От такого лечения какой угодно здоровяк заболеет. Но Эмма держалась — сына своего берегла. Так Джекки Уилкс и рос. Мать не отпускала его из-под своего крыла. А у мальчика развивалась неврастения.
И все это начало сказываться на его интеллектуальном развитии.
Он рос очень одаренным ребенком, может быть, вундеркиндом. Стихи летели из-под его пера после семи лет, и начиналось это всегда с первыми каплями дождя. С дождем у мальчика была связана особенная сила чувств. Он начинал видеть, чувствовать не так, как обычно. В общем, живи Эмма не на заброшенном полустанке, а в мало-мальски приличном городке — у Америки был бы еще один гений.
После семи лет Джекки стал дичиться своих сверстников, стал забывать, что именно они делают в этом возрасте. В мир его грез проникли помыслы и желания взрослого человека. Измученная Эмма стала его бояться, как боится слабое неразвитое сознание зрелого и всеподчиняющего себе ума.
А мальчик рос и ничего не знал о своем отце, кроме того, что он пионер штата, строитель железных дорог, отмеченный правительством и его мать получает пенсию за него.
Эллин замолчала. Джекки, глазами полными слез смотрел в окно, за которым проплывала полная луна.

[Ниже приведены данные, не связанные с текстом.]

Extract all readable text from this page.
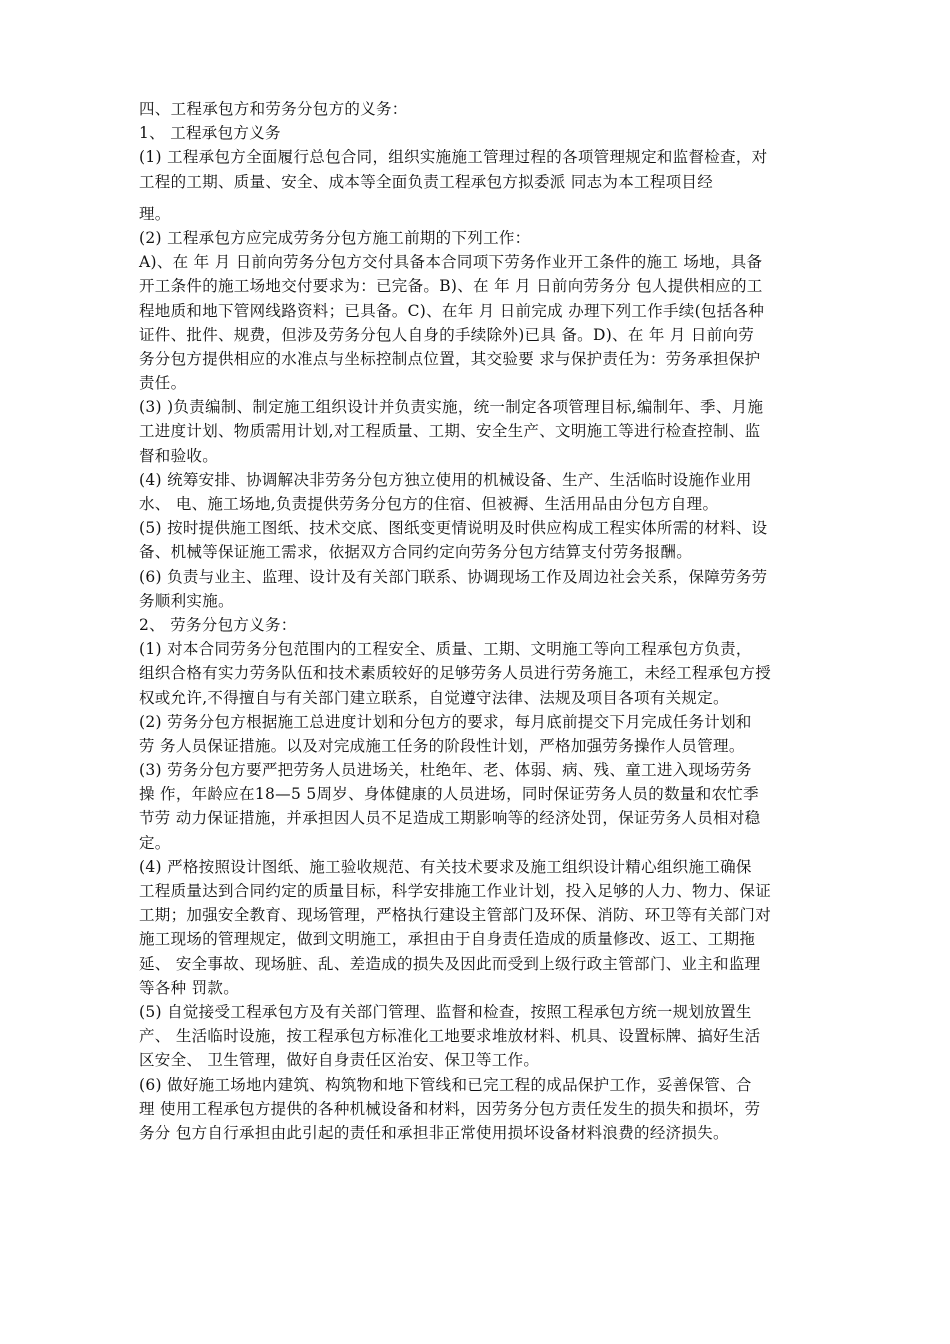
四、工程承包方和劳务分包方的义务：
1、 工程承包方义务
(1) 工程承包方全面履行总包合同，组织实施施工管理过程的各项管理规定和监督检查，对
工程的工期、质量、安全、成本等全面负责工程承包方拟委派 同志为本工程项目经
理。
(2) 工程承包方应完成劳务分包方施工前期的下列工作：
A)、在 年 月 日前向劳务分包方交付具备本合同项下劳务作业开工条件的施工 场地，具备
开工条件的施工场地交付要求为：已完备。B)、在 年 月 日前向劳务分 包人提供相应的工
程地质和地下管网线路资料；已具备。C)、在年 月 日前完成 办理下列工作手续(包括各种
证件、批件、规费，但涉及劳务分包人自身的手续除外)已具 备。D)、在 年 月 日前向劳
务分包方提供相应的水准点与坐标控制点位置，其交验要 求与保护责任为：劳务承担保护
责任。
(3) )负责编制、制定施工组织设计并负责实施，统一制定各项管理目标,编制年、季、月施
工进度计划、物质需用计划,对工程质量、工期、安全生产、文明施工等进行检查控制、监
督和验收。
(4) 统筹安排、协调解决非劳务分包方独立使用的机械设备、生产、生活临时设施作业用
水、 电、施工场地,负责提供劳务分包方的住宿、但被褥、生活用品由分包方自理。
(5) 按时提供施工图纸、技术交底、图纸变更情说明及时供应构成工程实体所需的材料、设
备、机械等保证施工需求，依据双方合同约定向劳务分包方结算支付劳务报酬。
(6) 负责与业主、监理、设计及有关部门联系、协调现场工作及周边社会关系，保障劳务劳
务顺利实施。
2、 劳务分包方义务：
(1) 对本合同劳务分包范围内的工程安全、质量、工期、文明施工等向工程承包方负责，
组织合格有实力劳务队伍和技术素质较好的足够劳务人员进行劳务施工，未经工程承包方授
权或允许,不得擅自与有关部门建立联系，自觉遵守法律、法规及项目各项有关规定。
(2) 劳务分包方根据施工总进度计划和分包方的要求，每月底前提交下月完成任务计划和
劳 务人员保证措施。以及对完成施工任务的阶段性计划，严格加强劳务操作人员管理。
(3) 劳务分包方要严把劳务人员进场关，杜绝年、老、体弱、病、残、童工进入现场劳务
操 作，年龄应在18—5 5周岁、身体健康的人员进场，同时保证劳务人员的数量和农忙季
节劳 动力保证措施，并承担因人员不足造成工期影响等的经济处罚，保证劳务人员相对稳
定。
(4) 严格按照设计图纸、施工验收规范、有关技术要求及施工组织设计精心组织施工确保
工程质量达到合同约定的质量目标，科学安排施工作业计划，投入足够的人力、物力、保证
工期；加强安全教育、现场管理，严格执行建设主管部门及环保、消防、环卫等有关部门对
施工现场的管理规定，做到文明施工，承担由于自身责任造成的质量修改、返工、工期拖
延、 安全事故、现场脏、乱、差造成的损失及因此而受到上级行政主管部门、业主和监理
等各种 罚款。
(5) 自觉接受工程承包方及有关部门管理、监督和检查，按照工程承包方统一规划放置生
产、 生活临时设施，按工程承包方标准化工地要求堆放材料、机具、设置标牌、搞好生活
区安全、 卫生管理，做好自身责任区治安、保卫等工作。
(6) 做好施工场地内建筑、构筑物和地下管线和已完工程的成品保护工作，妥善保管、合
理 使用工程承包方提供的各种机械设备和材料，因劳务分包方责任发生的损失和损坏，劳
务分 包方自行承担由此引起的责任和承担非正常使用损坏设备材料浪费的经济损失。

Он узнал тайны своего детства.
…В последнем вагоне, который трясло и подбрасывало, очнулся Филипп.
Его трясло от того, что он видел перед тем, как потерять сознание. Собственных дядю и мать, которые целовались. Это было настолько правдоподобно. Филипп помотал головой. Было ли это наваждение?

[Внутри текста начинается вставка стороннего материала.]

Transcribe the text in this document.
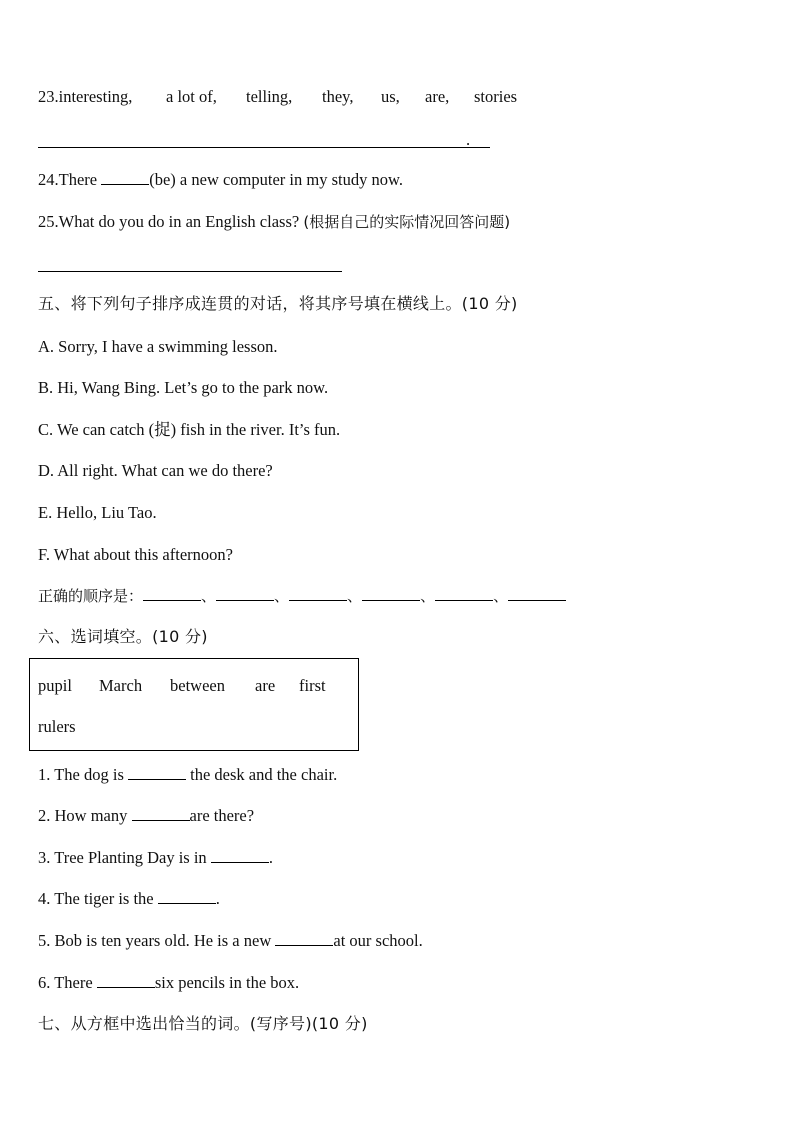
23.interesting, a lot of, telling, they, us, are, stories
.
24.There	(be) a new computer in my study now.
25.What do you do in an English class? (根据自己的实际情况回答问题)
五、将下列句子排序成连贯的对话，将其序号填在横线上。(10 分)
A. Sorry, I have a swimming lesson.
B. Hi, Wang Bing. Let’s go to the park now.
C. We can catch (捉) fish in the river. It’s fun.
D. All right. What can we do there?
E. Hello, Liu Tao.
F. What about this afternoon?
正确的顺序是：	、	、	、	、	、
六、选词填空。(10 分)
pupil March between are first
rulers
1. The dog is	the desk and the chair.
2. How many	are there?
3. Tree Planting Day is in	.
4. The tiger is the	.
5. Bob is ten years old. He is a new	at our school.
6. There	six pencils in the box.
七、从方框中选出恰当的词。(写序号)(10 分)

Скорее всего. Он помнил, как заставил машиниста пассажирского состава догнать убегающий поезд и прицепиться к хвосту «беглеца».
А потом наступало невозможное. Он отчетливо помнил, как перебравшись на поезд-беглец в первом же вагоне увидел ИХ!!! То есть дядю Пьера и Кэролайн — мать.
Но не все! Они — целовались.
И самое страшное было впереди!
Дядя вдруг замечает, что в вагоне — Филипп, достает из ножен саблю, подбегает к Филиппу, заносит над ним клинок, и вонзает в грудь юноши.
А потом, в голове Филиппа — туман.
И вот… он находится в совершенно пустом вагоне, где нет и следа пребывания человека, но кем-то связан, и кто это сделал — неизвестно.
Освободиться из пут было легко — счастье.
Поезд прибывал в Саванну. Так как это был странный поезд, то его никто не ждал. Даже железнодорожное начальство Саванны узнало о нем неожиданно — из срочной депеши. В ней сообщалось, что на поезде прибывает труппа карлов, которая должна дать в Саванне несколько клоунских представлений.